The bills in Tallahassee would undermine cities’ and counties’ ability to regulate energy policies.
Dunedin Vice Mayor Jeff Gow, center, speaks at a rally in downtown's Pioneer Park with activists from Food & Water Action and Tampa Bay Climate Alliance on April 1. The group was protesting a series of bills pending in the Legislature that would dampen local governments' authority over energy policies.
Dunedin Vice Mayor Jeff Gow, center, speaks at a rally in downtown's Pioneer Park with activists from Food & Water Action and Tampa Bay Climate Alliance on April 1. The group was protesting a series of bills pending in the Legislature that would dampen local governments' authority over energy policies. [ TRACEY MCMANUS | Tracey McManus ]
Published Apr. 2
Updated Apr. 2

DUNEDIN — Vice Mayor Jeff Gow credits much of his city’s environmental progress to its ability to act when the state and federal governments don’t.

Since 2018, Dunedin has begun to transition its municipal vehicle fleet from fossil fuel to electric power and instituted a solar rebate program for residents. The program runs out of money every year due to demand.

But the city’s pledge — to hit 100 percent clean, renewable energy for municipal operations by 2035 and by 2050 community-wide — is being threatened by a series of bills in the Legislature that would undermine local governments’ authority to craft energy policies.

On Thursday, Gow and advocates from Food & Water Action and the Tampa Bay Climate Alliance rallied in downtown’s Pioneer Park. They called on House Speaker Chris Sprowls, R-Palm Harbor, from his home district to oppose scheduling the bills for committee hearings next week.

”Rep. Sprowls’ own constituents are the very people who passed 100 percent clean energy resolutions, and we’re also the same people who will be hit the hardest by climate change’s impacts. That is why he has made a commitment to address sea level rise and flooding,” said Food and Water Action senior organizer Brooke Errett. “But sea level rise and flooding will get much worse if we don’t address them at their cause: greenhouse gas emissions from the burning of fossil fuels.”

Sprowls spokesperson Jenna Sarkissian did not respond to a request for comment.

Natural gas and utility industry lawyers have heavily influenced the legislation, including crafting the first draft of SB 856 and HB 839, which would have preempted local governments from banning fracking and creating solar energy ordinances.

But after several committee hearings, SB 856 sponsor Sen. Travis Hurston, R-St. Augustine, narrowed the bill’s language to now mainly prohibit the replacement of gas stations with greener energy options, which would still impede cities’ efforts to phase out fossil fuels.
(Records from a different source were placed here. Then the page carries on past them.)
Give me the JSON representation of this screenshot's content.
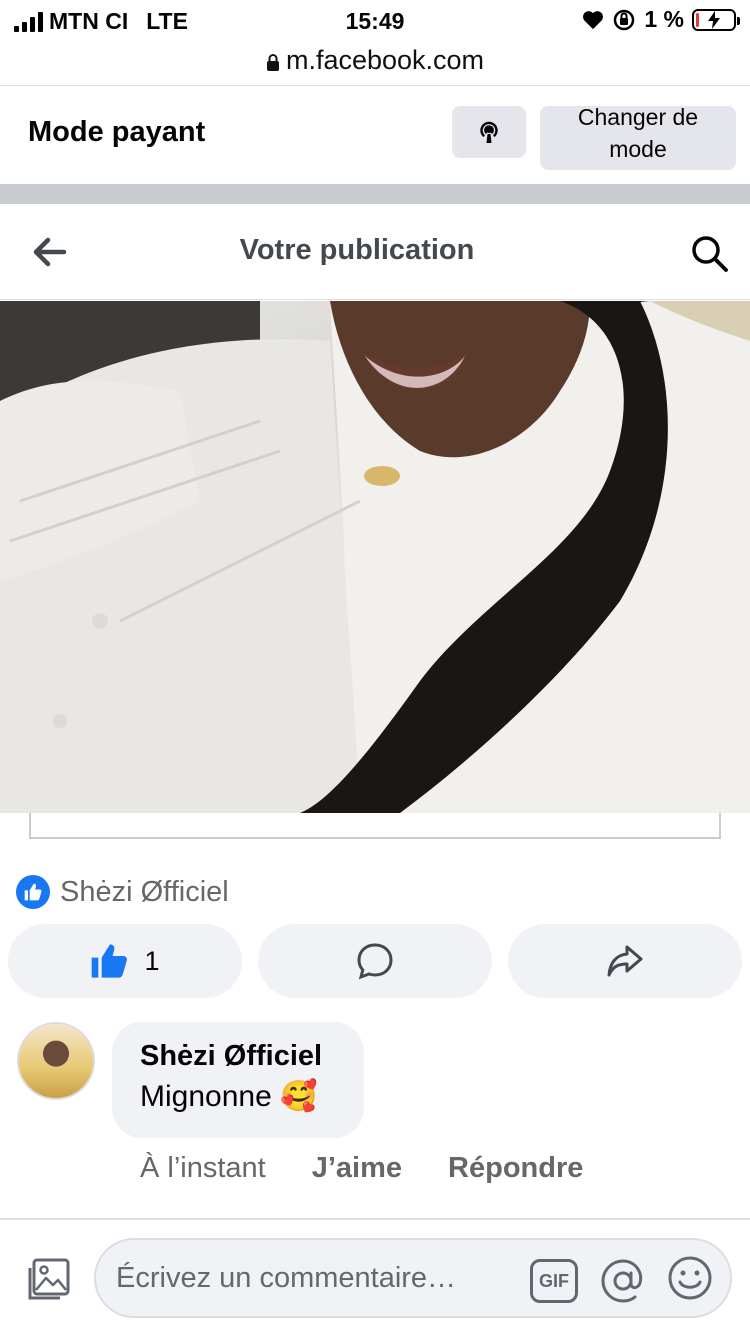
{
  "status_bar": {
    "carrier": "MTN CI",
    "network": "LTE",
    "time": "15:49",
    "battery_percent": "1 %",
    "battery_level": 0.01
  },
  "browser": {
    "url": "m.facebook.com"
  },
  "mode_banner": {
    "title": "Mode payant",
    "change_mode_label_line1": "Changer de",
    "change_mode_label_line2": "mode"
  },
  "header": {
    "title": "Votre publication"
  },
  "reactions": {
    "reactor_name": "Shėzi Øfficiel",
    "like_count": "1"
  },
  "comment": {
    "author": "Shėzi Øfficiel",
    "text": "Mignonne 🥰",
    "time": "À l’instant",
    "like_label": "J’aime",
    "reply_label": "Répondre"
  },
  "composer": {
    "placeholder": "Écrivez un commentaire…",
    "gif_label": "GIF"
  },
  "colors": {
    "brand_blue": "#1877f2",
    "secondary_text": "#65676b",
    "button_bg": "#f0f2f5"
  },
  "icons": [
    "signal-icon",
    "heart-icon",
    "rotation-lock-icon",
    "battery-icon",
    "lock-icon",
    "podcast-icon",
    "back-arrow-icon",
    "search-icon",
    "like-icon",
    "comment-icon",
    "share-icon",
    "photo-icon",
    "mention-icon",
    "emoji-icon"
  ]
}
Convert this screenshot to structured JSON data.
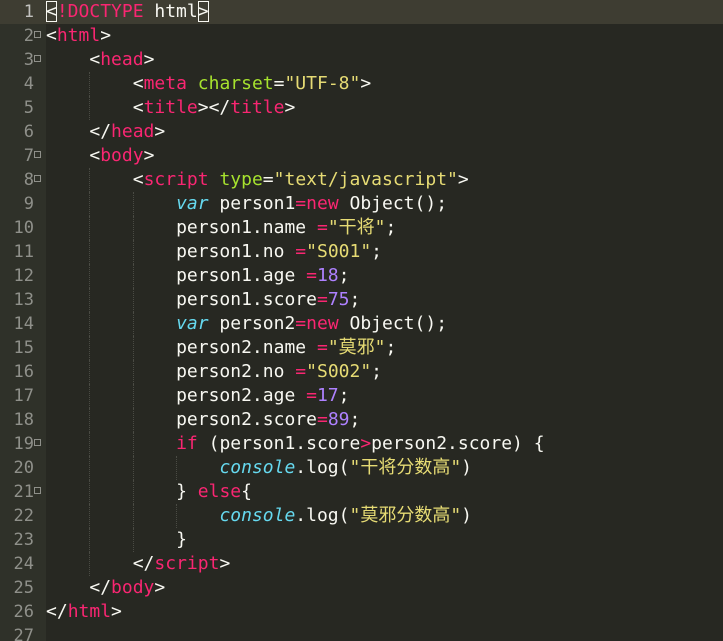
{
  "editor": {
    "active_line": 1,
    "colors": {
      "background": "#272822",
      "gutter": "#2f3129",
      "plain": "#f8f8f2",
      "tag": "#f92672",
      "attribute": "#a6e22e",
      "string": "#e6db74",
      "keyword": "#f92672",
      "storage": "#66d9ef",
      "number": "#ae81ff",
      "line_number": "#8f908a"
    },
    "lines": [
      {
        "n": "1",
        "fold": false,
        "indent": 0,
        "tokens": [
          [
            "pl",
            "<"
          ],
          [
            "tag",
            "!DOCTYPE"
          ],
          [
            "pl",
            " html"
          ],
          [
            "pl",
            ">"
          ]
        ]
      },
      {
        "n": "2",
        "fold": true,
        "indent": 0,
        "tokens": [
          [
            "pl",
            "<"
          ],
          [
            "tag",
            "html"
          ],
          [
            "pl",
            ">"
          ]
        ]
      },
      {
        "n": "3",
        "fold": true,
        "indent": 1,
        "tokens": [
          [
            "pl",
            "<"
          ],
          [
            "tag",
            "head"
          ],
          [
            "pl",
            ">"
          ]
        ]
      },
      {
        "n": "4",
        "fold": false,
        "indent": 2,
        "tokens": [
          [
            "pl",
            "<"
          ],
          [
            "tag",
            "meta"
          ],
          [
            "pl",
            " "
          ],
          [
            "attr",
            "charset"
          ],
          [
            "pl",
            "="
          ],
          [
            "str",
            "\"UTF-8\""
          ],
          [
            "pl",
            ">"
          ]
        ]
      },
      {
        "n": "5",
        "fold": false,
        "indent": 2,
        "tokens": [
          [
            "pl",
            "<"
          ],
          [
            "tag",
            "title"
          ],
          [
            "pl",
            "></"
          ],
          [
            "tag",
            "title"
          ],
          [
            "pl",
            ">"
          ]
        ]
      },
      {
        "n": "6",
        "fold": false,
        "indent": 1,
        "tokens": [
          [
            "pl",
            "</"
          ],
          [
            "tag",
            "head"
          ],
          [
            "pl",
            ">"
          ]
        ]
      },
      {
        "n": "7",
        "fold": true,
        "indent": 1,
        "tokens": [
          [
            "pl",
            "<"
          ],
          [
            "tag",
            "body"
          ],
          [
            "pl",
            ">"
          ]
        ]
      },
      {
        "n": "8",
        "fold": true,
        "indent": 2,
        "tokens": [
          [
            "pl",
            "<"
          ],
          [
            "tag",
            "script"
          ],
          [
            "pl",
            " "
          ],
          [
            "attr",
            "type"
          ],
          [
            "pl",
            "="
          ],
          [
            "str",
            "\"text/javascript\""
          ],
          [
            "pl",
            ">"
          ]
        ]
      },
      {
        "n": "9",
        "fold": false,
        "indent": 3,
        "tokens": [
          [
            "st",
            "var"
          ],
          [
            "pl",
            " person1"
          ],
          [
            "kw",
            "="
          ],
          [
            "kw",
            "new"
          ],
          [
            "pl",
            " Object();"
          ]
        ]
      },
      {
        "n": "10",
        "fold": false,
        "indent": 3,
        "tokens": [
          [
            "pl",
            "person1.name "
          ],
          [
            "kw",
            "="
          ],
          [
            "str",
            "\"干将\""
          ],
          [
            "pl",
            ";"
          ]
        ]
      },
      {
        "n": "11",
        "fold": false,
        "indent": 3,
        "tokens": [
          [
            "pl",
            "person1.no "
          ],
          [
            "kw",
            "="
          ],
          [
            "str",
            "\"S001\""
          ],
          [
            "pl",
            ";"
          ]
        ]
      },
      {
        "n": "12",
        "fold": false,
        "indent": 3,
        "tokens": [
          [
            "pl",
            "person1.age "
          ],
          [
            "kw",
            "="
          ],
          [
            "num",
            "18"
          ],
          [
            "pl",
            ";"
          ]
        ]
      },
      {
        "n": "13",
        "fold": false,
        "indent": 3,
        "tokens": [
          [
            "pl",
            "person1.score"
          ],
          [
            "kw",
            "="
          ],
          [
            "num",
            "75"
          ],
          [
            "pl",
            ";"
          ]
        ]
      },
      {
        "n": "14",
        "fold": false,
        "indent": 3,
        "tokens": [
          [
            "st",
            "var"
          ],
          [
            "pl",
            " person2"
          ],
          [
            "kw",
            "="
          ],
          [
            "kw",
            "new"
          ],
          [
            "pl",
            " Object();"
          ]
        ]
      },
      {
        "n": "15",
        "fold": false,
        "indent": 3,
        "tokens": [
          [
            "pl",
            "person2.name "
          ],
          [
            "kw",
            "="
          ],
          [
            "str",
            "\"莫邪\""
          ],
          [
            "pl",
            ";"
          ]
        ]
      },
      {
        "n": "16",
        "fold": false,
        "indent": 3,
        "tokens": [
          [
            "pl",
            "person2.no "
          ],
          [
            "kw",
            "="
          ],
          [
            "str",
            "\"S002\""
          ],
          [
            "pl",
            ";"
          ]
        ]
      },
      {
        "n": "17",
        "fold": false,
        "indent": 3,
        "tokens": [
          [
            "pl",
            "person2.age "
          ],
          [
            "kw",
            "="
          ],
          [
            "num",
            "17"
          ],
          [
            "pl",
            ";"
          ]
        ]
      },
      {
        "n": "18",
        "fold": false,
        "indent": 3,
        "tokens": [
          [
            "pl",
            "person2.score"
          ],
          [
            "kw",
            "="
          ],
          [
            "num",
            "89"
          ],
          [
            "pl",
            ";"
          ]
        ]
      },
      {
        "n": "19",
        "fold": true,
        "indent": 3,
        "tokens": [
          [
            "kw",
            "if"
          ],
          [
            "pl",
            " (person1.score"
          ],
          [
            "kw",
            ">"
          ],
          [
            "pl",
            "person2.score) {"
          ]
        ]
      },
      {
        "n": "20",
        "fold": false,
        "indent": 4,
        "tokens": [
          [
            "st",
            "console"
          ],
          [
            "pl",
            ".log("
          ],
          [
            "str",
            "\"干将分数高\""
          ],
          [
            "pl",
            ")"
          ]
        ]
      },
      {
        "n": "21",
        "fold": true,
        "indent": 3,
        "tokens": [
          [
            "pl",
            "} "
          ],
          [
            "kw",
            "else"
          ],
          [
            "pl",
            "{"
          ]
        ]
      },
      {
        "n": "22",
        "fold": false,
        "indent": 4,
        "tokens": [
          [
            "st",
            "console"
          ],
          [
            "pl",
            ".log("
          ],
          [
            "str",
            "\"莫邪分数高\""
          ],
          [
            "pl",
            ")"
          ]
        ]
      },
      {
        "n": "23",
        "fold": false,
        "indent": 3,
        "tokens": [
          [
            "pl",
            "}"
          ]
        ]
      },
      {
        "n": "24",
        "fold": false,
        "indent": 2,
        "tokens": [
          [
            "pl",
            "</"
          ],
          [
            "tag",
            "script"
          ],
          [
            "pl",
            ">"
          ]
        ]
      },
      {
        "n": "25",
        "fold": false,
        "indent": 1,
        "tokens": [
          [
            "pl",
            "</"
          ],
          [
            "tag",
            "body"
          ],
          [
            "pl",
            ">"
          ]
        ]
      },
      {
        "n": "26",
        "fold": false,
        "indent": 0,
        "tokens": [
          [
            "pl",
            "</"
          ],
          [
            "tag",
            "html"
          ],
          [
            "pl",
            ">"
          ]
        ]
      },
      {
        "n": "27",
        "fold": false,
        "indent": 0,
        "tokens": []
      }
    ]
  }
}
At the rally Thursday, Phil Compton, senior organizing representative for the Sierra Club, raised special concern about SB 1128 and HB 919, which would prevent local governments from banning natural gas as an energy source in new construction. Another measure, SB 1008 and HB 761 would limit local rules relating to solar installations.

“This is Tallahassee saying, ‘we’re going to tell you where you can put an (electric vehicle) charging station, we’re going to tell you whether or not you can put solar panels on a roof and we’re going to dictate every aspect of energy policy for you,’” Compton said in an interview.

Compton said gas and oil interests are increasing pressure on Republican-controlled state legislatures across the country, since the election of President Joe Biden and his environmental agenda has closed the door on federal intervention.

“They can’t go to Congress and they can’t go to the White House anymore,” Compton said. “What they can do is they can go to the state legislature here and a number of states across the nation where one party has a 2 to 1 majority, where they can get anything done and they can write bills that take away the authority of Vice Mayor Gow, the Dunedin City Commission and all of their colleagues across the state.”

The group of about 15 stood on Pioneer Park’s pavilion and spoke about the need for local control, as coastal cities like Dunedin are already fighting to mitigate impacts of climate change. They chanted “Clean energy now” and held signs that read: “Dunedin took action while the state slept” as passersbys strolled through downtown before sunset.

Gow noted how Dunedin’s plans for a new $23 million City Hall, which the Commission advanced on Tuesday by approving a developer to build it, include solar panels and charging stations and also showers to encourage employees to bicycle or walk to work. He fears that further preemption from Tallahassee will only strangle cities’ abilities to make environmentally conscious policies like those.

“We need to ensure Florida and the great assets within our state are here and enjoyable for many generations to come,” Gow said. “That assurance is through committing to 100 percent clean renewable energy and transportation, land conservation and a focus on quality of life.”